4Não vê Ele os meus caminhos e não conta todos os meus passos?

5Se andei com vaidade e se o meu pé se apressou para o engano,

6Pese-me em balanças justas, e Deus saberá a minha integridade.

7Se os meus passos se desviaram do caminho, se o meu coração seguiu os meus olhos, e se as minhas mãos se apegaram a algo,

8Então que eu semeie e outro coma, e que a minha descendência seja arrancada até a raiz.

9Se o meu coração foi seduzido por uma mulher, ou se eu armei traições contra o meu próximo,

10Então que minha mulher moa para outro, e que outros se inclinem sobre ela.

11Porque é um crime grave, e é uma falta que cabe aos juízes.

12Porque é fogo que consome até a destruição e desarraigaria toda a minha colheita.

13Se eu desprezei o direito do meu servo ou da minha serva, quando eles contendiam comigo,

14Então, o que eu faria quando Deus se levantasse? E, ao me questionar, que resposta eu daria?

15Aquele que me fez no ventre não o fez também a ele? Não nos formou do mesmo modo no útero?

16Se eu recusei o que os pobres desejavam, ou fiz a viúva perder a esperança,

17Ou só comi o meu pão, e o órfão não comeu dele,

18(Porque desde a minha juventude ele cresceu comigo como com um pai, e eu o guiei desde o ventre de minha mãe),

19Se vi alguém perecer por falta de roupa e o necessitado sem cobertura,

20Se os seus flancos não me abençoaram, se ele não se aquecia com a lã dos meus cordeiros,

21Se eu levantei a mão contra o órfão, porque via que tinha apoio na porta,

22Então caia do meu ombro a minha espádua, e quebre-se o meu braço da articulação.

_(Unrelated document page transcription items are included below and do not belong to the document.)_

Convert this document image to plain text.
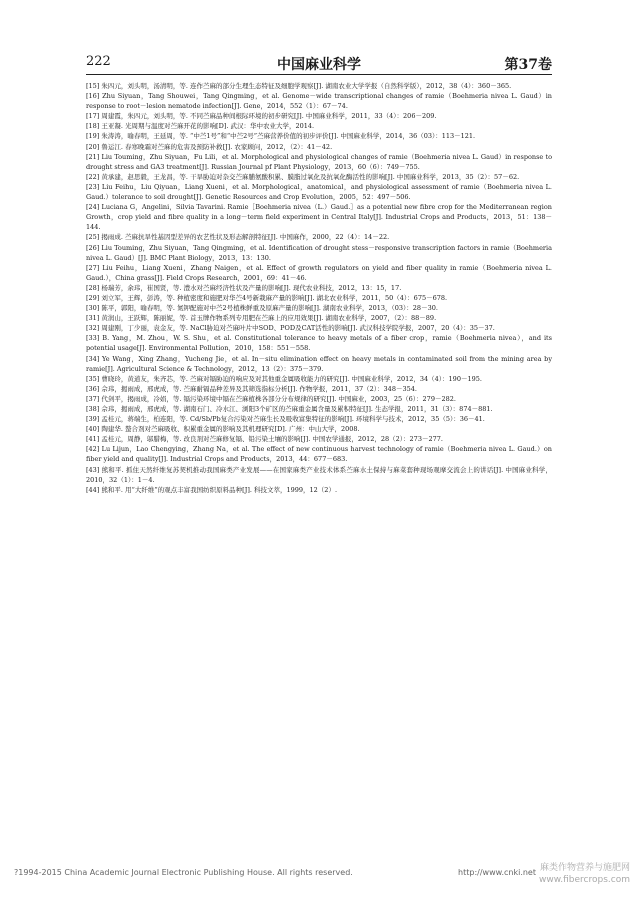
222	中国麻业科学	第37卷

[15] 朱四元，刘头明，汤清明，等. 连作苎麻的部分生理生态特征及细胞学观察[J]. 湖南农业大学学报（自然科学版），2012，38（4）：360－365.

[16] Zhu Siyuan，Tang Shouwei，Tang Qingming，et al. Genome－wide transcriptional changes of ramie（Boehmeria nivea L. Gaud）in response to root－lesion nematode infection[J]. Gene，2014，552（1）：67－74.

[17] 周建霞，朱四元，刘头明，等. 不同苎麻品种间根际环境的初步研究[J]. 中国麻业科学，2011，33（4）：206－209.

[18] 王亚凝. 光周期与温度对苎麻开花的影响[D]. 武汉：华中农业大学，2014.

[19] 朱涛涛，喻春明，王延周，等. “中苎1号”和“中苎2号”苎麻营养价值的初步评价[J]. 中国麻业科学，2014，36（03）：113－121.

[20] 鲁运江. 春寒晚霜对苎麻的危害及预防补救[J]. 农家顾问，2012，（2）：41－42.

[21] Liu Touming，Zhu Siyuan，Fu Lili，et al. Morphological and physiological changes of ramie（Boehmeria nivea L. Gaud）in response to drought stress and GA3 treatment[J]. Russian Journal pf Plant Physiology，2013，60（6）：749－755.

[22] 黄承建，赵思毅，王龙昌，等. 干旱胁迫对杂交苎麻脯氨酸积累、膜脂过氧化及抗氧化酶活性的影响[J]. 中国麻业科学，2013，35（2）：57－62.

[23] Liu Feihu，Liu Qiyuan，Liang Xueni，et al. Morphological，anatomical，and physiological assessment of ramie（Boehmeria nivea L. Gaud.）tolerance to soil drought[J]. Genetic Resources and Crop Evolution，2005，52：497－506.

[24] Luciana G，Angelini，Silvia Tavarini. Ramie［Boehmeria nivea（L.）Gaud.］as a potential new fibre crop for the Mediterranean region Growth，crop yield and fibre quality in a long－term field experiment in Central Italy[J]. Industrial Crops and Products，2013，51：138－144.

[25] 揭雨成. 苎麻抗旱性基因型差异的农艺性状及形态解剖特征[J]. 中国麻作，2000，22（4）：14－22.

[26] Liu Touming，Zhu Siyuan，Tang Qingming，et al. Identification of drought stess－responsive transcription factors in ramie（Boehmeria nivea L. Gaud）[J]. BMC Plant Biology，2013，13：130.

[27] Liu Feihu，Liang Xueni，Zhang Naigen，et al. Effect of growth regulators on yield and fiber quality in ramie（Boehmeria nivea L. Gaud.），China grass[J]. Field Crops Research，2001，69：41－46.

[28] 杨瑞芳，余玮，崔国贤，等. 澧水对苎麻经济性状及产量的影响[J]. 现代农业科技，2012，13：15，17.

[29] 刘立军，王辉，彭涛，等. 种植密度和施肥对华苎4号新栽麻产量的影响[J]. 湖北农业科学，2011，50（4）：675－678.

[30] 陈平，郭阳，喻春明，等. 氮钾配施对中苎2号植株鲜重及原麻产量的影响[J]. 湖南农业科学，2013，（03）：28－30.

[31] 黄润山，王跃辉，陈丽妮，等. 首玉牌作物系列专用肥在苎麻上的应用效果[J]. 湖南农业科学，2007，（2）：88－89.

[32] 周建刚，丁少丽，袁金友，等. NaCl胁迫对苎麻叶片中SOD、POD及CAT活性的影响[J]. 武汉科技学院学报，2007，20（4）：35－37.

[33] B. Yang，M. Zhou，W. S. Shu，et al. Constitutional tolerance to heavy metals of a fiber crop，ramie（Boehmeria nivea），and its potential usage[J]. Environmental Pollution，2010，158：551－558.

[34] Ye Wang，Xing Zhang，Yucheng Jie，et al. In－situ elimination effect on heavy metals in contaminated soil from the mining area by ramie[J]. Agricultural Science & Technology，2012，13（2）：375－379.

[35] 曹晓玲，黄道友，朱齐芯，等. 苎麻对镉胁迫的响应及对其他重金属吸收能力的研究[J]. 中国麻业科学，2012，34（4）：190－195.

[36] 佘玮，揭雨成，邢虎成，等. 苎麻耐镉品种差异及其筛选指标分析[J]. 作物学报，2011，37（2）：348－354.

[37] 代剑平，揭雨成，冷娟，等. 镉污染环境中镉在苎麻植株各部分分布规律的研究[J]. 中国麻业，2003，25（6）：279－282.

[38] 佘玮，揭雨成，邢虎成，等. 湖南石门、冷水江、浏阳3个矿区的苎麻重金属含量及累积特征[J]. 生态学报，2011，31（3）：874－881.

[39] 孟桂元，蒋端生，柏连阳，等. Cd/Sb/Pb复合污染对苎麻生长及吸收富集特征的影响[J]. 环境科学与技术，2012，35（5）：36－41.

[40] 陶建华. 螯合剂对苎麻吸收、积累重金属的影响及其机理研究[D]. 广州：中山大学，2008.

[41] 孟桂元，周静，邬腊梅，等. 改良剂对苎麻修复镉、铅污染土壤的影响[J]. 中国农学通报，2012，28（2）：273－277.

[42] Lu Lijun，Lao Chengying，Zhang Na，et al. The effect of new continuous harvest technology of ramie（Boehmeria nivea L. Gaud.）on fiber yield and quality[J]. Industrial Crops and Products，2013，44：677－683.

[43] 熊和平. 抓住天然纤维复苏契机推动我国麻类产业发展——在国家麻类产业技术体系苎麻水土保持与麻菜套种现场观摩交流会上的讲话[J]. 中国麻业科学，2010，32（1）：1－4.

[44] 熊和平. 用“大纤维”的观点丰富我国纺织原料品种[J]. 科技文萃，1999，12（2）.

?1994-2015 China Academic Journal Electronic Publishing House. All rights reserved.	http://www.cnki.net 麻类作物营养与施肥网
www.fibercrops.com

23Porque o castigo de Deus me aterrorizava, e eu não conseguia suportar a sua grandeza.

24Se coloquei a minha esperança no ouro, ou disse ao ouro puro: "Você é minha confiança";

25Se me alegrei por ter uma grande riqueza e por minha mão ter conseguido muito;

26Se eu olhei para o sol quando brilhava, ou para a lua enquanto caminhava em esplendor,

27E o meu coração se deixou enganar em segredo, e a minha boca beijou a minha mão,

28Também isto seria um crime digno de juízo, pois assim eu negaria a Deus que está nas alturas.

29Se eu me alegrei com a desgraça daquele que me odeia e exultei quando o mal o alcançou,

30(Também não deixei meu paladar pecar, desejando a sua morte com maldição),

31Se os homens da minha tenda não disseram: "Quem nos dará da sua carne? Nunca nos fartaríamos dela!";

32O estrangeiro não passava a noite na rua; eu abria minhas portas ao viajante.

33Se, como Adão, escondi as minhas transgressões, ocultando o meu pecado em meu coração;

34Porque eu temia a grande multidão, e o desprezo das famílias me assustava, por isso eu me calava e não saía da porta.

35Oh, quem me dera que alguém me ouvisse! Meu desejo é que o Todo-Poderoso me respondesse e que meu adversário escrevesse um livro.

36Certamente eu o levaria sobre o meu ombro e o colocaria como uma coroa sobre mim.

37Contar-lhe-ia o número dos meus passos; e como príncipe me apresentaria a ele.

38Se a minha terra clamar contra mim e se os seus sulcos chorarem juntamente,

39Se comi do seu fruto sem pagá-lo e prejudiquei a vida dos seus donos,

40Que o trigo me produza espinhos, e a cevada, joio. Assim terminam as palavras de Jó.